Necro in TOTE is a super good early/mid game faction by utilizing the dark energy pool of course late game raising a few wraths won’t be of much use and it’s better to raise low tier units.
>wrath
Oops meant Wight that’s the name of the unupgraded version my bad. Basically that guy is tanky as frick in early game.
What's aow? Stop it with this fricking acronyms
Hit my toe while writing that sorry
Kind of a boring faction lore-wise if you ask me. They're either some chaotic force of ancient evil or witless minions of a misunderstood outcast who dabbles in forbidden arts until he gets drunk with the power.
What could the dead possibly want from the world of the living anyway?
Undead are usually just tools of necromancers aka spirit mages. Just like summoners summon different shit necromancers make their summons from the dead that’s all.
In other settings like Warcraft for example they were simply created by demons.
In Ashan HoMM they were created AGAINST demons and so on.
They’re far more interesting if you ask me lore wise than your average human normalgay faction or yiur average normalgay elf faction.
I wanna see a fantasy civilization take on necromantic economy and industrialization.
Like, a small core of living or lich-like beings supported by masses of undead workers and soldiers. Having fields and factories manned by zombies and skeletons seem highly efficient.
Or even early computerization through programmatic enchantment of undead. The classic /tg/ skeleton logic gate in a pocket dimension deal.
It just seems like a civilization that can create kinetic force from essentially nothing, from dead meat, is destined for some form of economic or technological success in their world.
EU4's Anbennar Mod has a faction in it that does exactly that
a bit too abstracted though because they didn't yet make custom skelly sprites to replace normal EU4 unit models
Swarming and Amassing feeling fun are the most important parts.

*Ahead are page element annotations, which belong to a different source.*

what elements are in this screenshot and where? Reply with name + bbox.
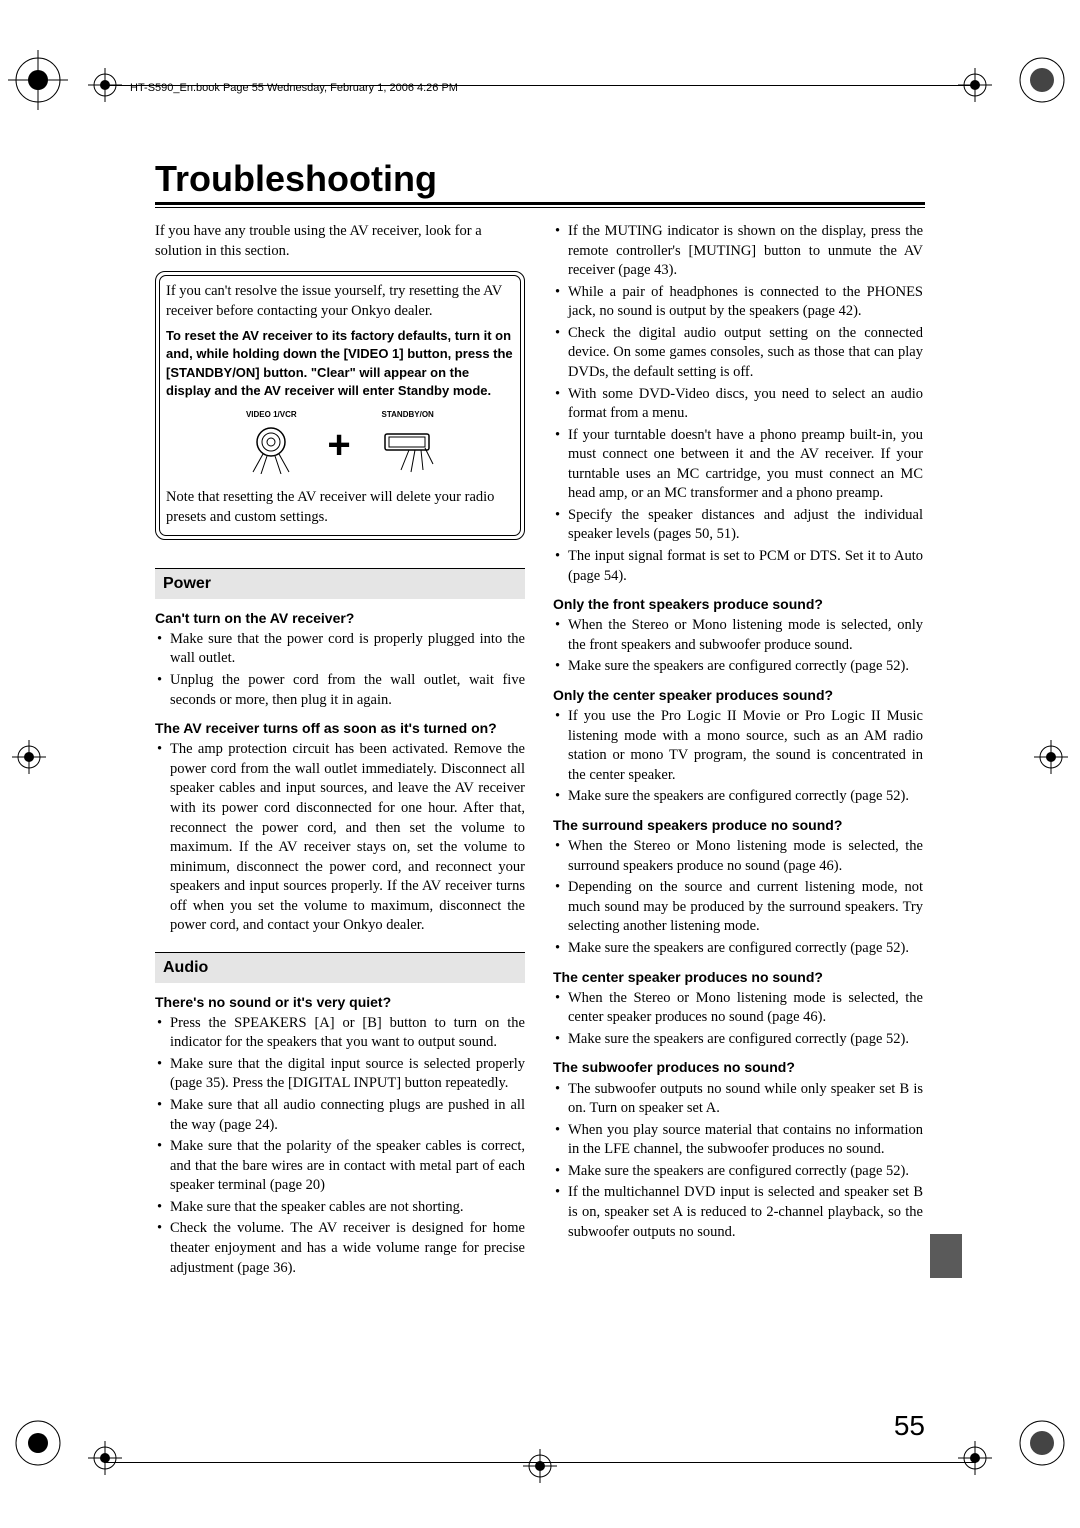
list-item: Make sure that the speaker cables are no… [155, 1198, 525, 1218]
list-item: When the Stereo or Mono listening mode i… [553, 616, 923, 655]
list-item: If you use the Pro Logic II Movie or Pro… [553, 707, 923, 785]
intro-text: If you have any trouble using the AV rec… [155, 222, 525, 261]
power-q1-list: Make sure that the power cord is properl… [155, 630, 525, 710]
q-front: Only the front speakers produce sound? [553, 595, 923, 613]
list-item: Make sure the speakers are configured co… [553, 1162, 923, 1182]
crop-mark-top-right [958, 68, 992, 107]
center-list: If you use the Pro Logic II Movie or Pro… [553, 707, 923, 807]
list-item: Make sure that the power cord is properl… [155, 630, 525, 669]
list-item: Make sure the speakers are configured co… [553, 939, 923, 959]
reset-note: Note that resetting the AV receiver will… [166, 488, 514, 527]
section-audio: Audio [155, 952, 525, 983]
q-sub: The subwoofer produces no sound? [553, 1058, 923, 1076]
button-press-icon [379, 424, 437, 474]
reg-mark-top-left [8, 50, 68, 115]
list-item: Unplug the power cord from the wall outl… [155, 671, 525, 710]
list-item: If the MUTING indicator is shown on the … [553, 222, 923, 281]
list-item: While a pair of headphones is connected … [553, 283, 923, 322]
list-item: Make sure that the polarity of the speak… [155, 1137, 525, 1196]
page-number: 55 [894, 1410, 925, 1442]
bottom-rule [104, 1462, 976, 1463]
title-underline [155, 202, 925, 208]
reset-line1: If you can't resolve the issue yourself,… [166, 282, 514, 321]
list-item: The amp protection circuit has been acti… [155, 740, 525, 936]
right-column: If the MUTING indicator is shown on the … [553, 222, 923, 1284]
q-center: Only the center speaker produces sound? [553, 686, 923, 704]
audio-cont-list: If the MUTING indicator is shown on the … [553, 222, 923, 586]
list-item: Make sure that the digital input source … [155, 1055, 525, 1094]
reset-diagram: VIDEO 1/VCR + STANDBY/ON [166, 410, 514, 480]
list-item: When the Stereo or Mono listening mode i… [553, 989, 923, 1028]
power-q1: Can't turn on the AV receiver? [155, 609, 525, 627]
centerno-list: When the Stereo or Mono listening mode i… [553, 989, 923, 1050]
list-item: Make sure that all audio connecting plug… [155, 1096, 525, 1135]
sub-list: The subwoofer outputs no sound while onl… [553, 1080, 923, 1243]
crop-mark-bottom-left [88, 1441, 122, 1480]
reset-box: If you can't resolve the issue yourself,… [155, 271, 525, 540]
left-column: If you have any trouble using the AV rec… [155, 222, 525, 1284]
crop-mark-top-left [88, 68, 122, 107]
list-item: Make sure the speakers are configured co… [553, 1030, 923, 1050]
power-q2-list: The amp protection circuit has been acti… [155, 740, 525, 936]
list-item: When the Stereo or Mono listening mode i… [553, 837, 923, 876]
list-item: The input signal format is set to PCM or… [553, 547, 923, 586]
reg-mark-top-right [1012, 50, 1072, 115]
section-power: Power [155, 568, 525, 599]
reg-mark-bottom-right [1012, 1413, 1072, 1478]
page-content: Troubleshooting If you have any trouble … [155, 158, 925, 1284]
list-item: The subwoofer outputs no sound while onl… [553, 1080, 923, 1119]
crop-mark-bottom-right [958, 1441, 992, 1480]
list-item: When you play source material that conta… [553, 1121, 923, 1160]
crop-mark-mid-left [12, 740, 46, 779]
reset-instructions: To reset the AV receiver to its factory … [166, 327, 514, 400]
standby-label: STANDBY/ON [379, 410, 437, 421]
list-item: Check the digital audio output setting o… [553, 324, 923, 383]
video1-label: VIDEO 1/VCR [243, 410, 299, 421]
list-item: Check the volume. The AV receiver is des… [155, 1219, 525, 1278]
q-surround: The surround speakers produce no sound? [553, 816, 923, 834]
audio-q1-list: Press the SPEAKERS [A] or [B] button to … [155, 1014, 525, 1278]
list-item: If your turntable doesn't have a phono p… [553, 426, 923, 504]
crop-mark-bottom-center [523, 1449, 557, 1488]
list-item: With some DVD-Video discs, you need to s… [553, 385, 923, 424]
power-q2: The AV receiver turns off as soon as it'… [155, 719, 525, 737]
list-item: Press the SPEAKERS [A] or [B] button to … [155, 1014, 525, 1053]
q-centerno: The center speaker produces no sound? [553, 968, 923, 986]
plus-icon: + [327, 425, 350, 465]
list-item: Make sure the speakers are configured co… [553, 787, 923, 807]
header-meta: HT-S590_En.book Page 55 Wednesday, Febru… [130, 82, 458, 94]
list-item: Depending on the source and current list… [553, 878, 923, 937]
crop-mark-mid-right [1034, 740, 1068, 779]
list-item: Make sure the speakers are configured co… [553, 657, 923, 677]
list-item: Specify the speaker distances and adjust… [553, 506, 923, 545]
side-tab [930, 1234, 962, 1278]
reg-mark-bottom-left [8, 1413, 68, 1478]
page-title: Troubleshooting [155, 158, 925, 200]
list-item: If the multichannel DVD input is selecte… [553, 1183, 923, 1242]
audio-q1: There's no sound or it's very quiet? [155, 993, 525, 1011]
front-list: When the Stereo or Mono listening mode i… [553, 616, 923, 677]
knob-press-icon [243, 424, 299, 474]
surround-list: When the Stereo or Mono listening mode i… [553, 837, 923, 958]
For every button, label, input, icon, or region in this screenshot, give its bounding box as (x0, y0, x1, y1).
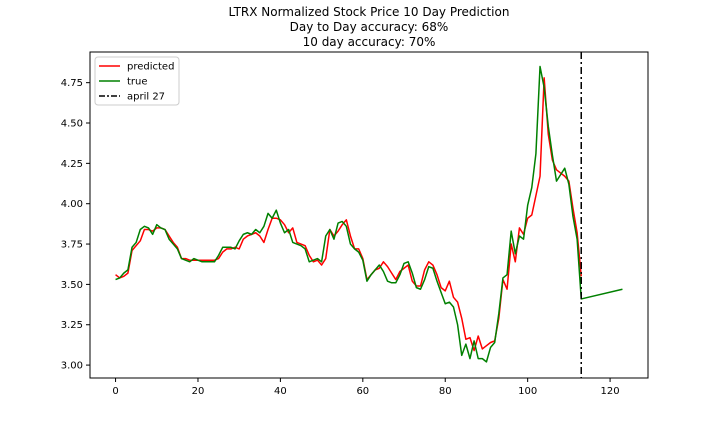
axes-frame (89, 51, 649, 379)
chart-subtitle-day-accuracy: Day to Day accuracy: 68% (290, 20, 449, 34)
y-tick-label: 4.00 (61, 199, 83, 210)
y-tick-label: 3.25 (61, 320, 83, 331)
x-tick-label: 40 (274, 386, 287, 397)
chart-subtitle-10day-accuracy: 10 day accuracy: 70% (303, 35, 436, 49)
x-tick-label: 20 (192, 386, 205, 397)
y-tick-label: 4.50 (61, 119, 83, 130)
y-tick-label: 3.50 (61, 280, 83, 291)
x-tick-label: 60 (356, 386, 369, 397)
y-tick-label: 3.75 (61, 240, 83, 251)
y-tick-label: 4.25 (61, 159, 83, 170)
legend-label-true: true (127, 77, 148, 88)
series-line-predicted (115, 77, 582, 352)
x-tick-label: 120 (601, 386, 620, 397)
series-line-true (115, 65, 623, 363)
plot-area: 0 20 40 60 80 100 120 3.00 3.25 3.50 3.75 4.00 4.25 4… (61, 52, 623, 397)
legend-label-april-27: april 27 (127, 92, 165, 103)
x-tick-label: 100 (518, 386, 537, 397)
legend: predicted true april 27 (94, 56, 180, 106)
x-tick-label: 0 (112, 386, 118, 397)
x-tick-label: 80 (439, 386, 452, 397)
legend-box (94, 56, 180, 106)
chart-title: LTRX Normalized Stock Price 10 Day Predi… (229, 5, 510, 19)
y-tick-label: 3.00 (61, 361, 83, 372)
y-tick-label: 4.75 (61, 78, 83, 89)
legend-label-predicted: predicted (127, 62, 174, 73)
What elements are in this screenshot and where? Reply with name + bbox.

HoMM5 TotE fricks that up. WC3 only does that well early on with Necromancy Rod.
To me it generally makes sense to make undead as their own faction. Ususally the undead faction crosses over to a general "horror movie" circle where the faction is also made up of creatures like Vampires, Gargolys and giant spiders while also having powers to make their own Frakenstine monsters or summoing great heroes/beings back from the dead. Undead's greatest trope as well is "how exactly do you kill something that is already dead?" so many undead factions you see in games have the skills that they are super resiliant to damage and can be brought back to life which adds a great deal of stratagy to how they should be handled. Plus having undead as a faction is ususally pretty great for diversity as generally speaking, most factions are probably going to have the tropes and schems of bright colors while undead is set to darker colors and tones.
Warlords Battlecry 2 did both. There was an Undead faction, but you could also spec your hero into Necromancy, and you could also do this while playing Undead.
There were also factions like Dark Dwarves that had some undead units.
Pointless /tg/ tier question that depends on too many variables to simply boil it down to simplistic yes or no answer that would fit in all cases
I really really like summoning undead, bros. Even better if they spread some kind of contagion and create more undead.
Vampire Counts from warhammer is probably the best representation of undead.
i really like the way it's done in master of magic (recommend caster of magic for a good AI)
the undead themed spells synergise differently with your wizard/race combo
Dominions has necromancy as a main magic type, AND multiple undead races
Anyone have that image of a skeleton on a yellow background saying, "Good luck, Im behind 7000 skeleton!"
Here you go anon
Age of wonders games, can also recommend those, also aforementioned warlords battlecry have very fun undead faction and hero classes that complement them wonderfully.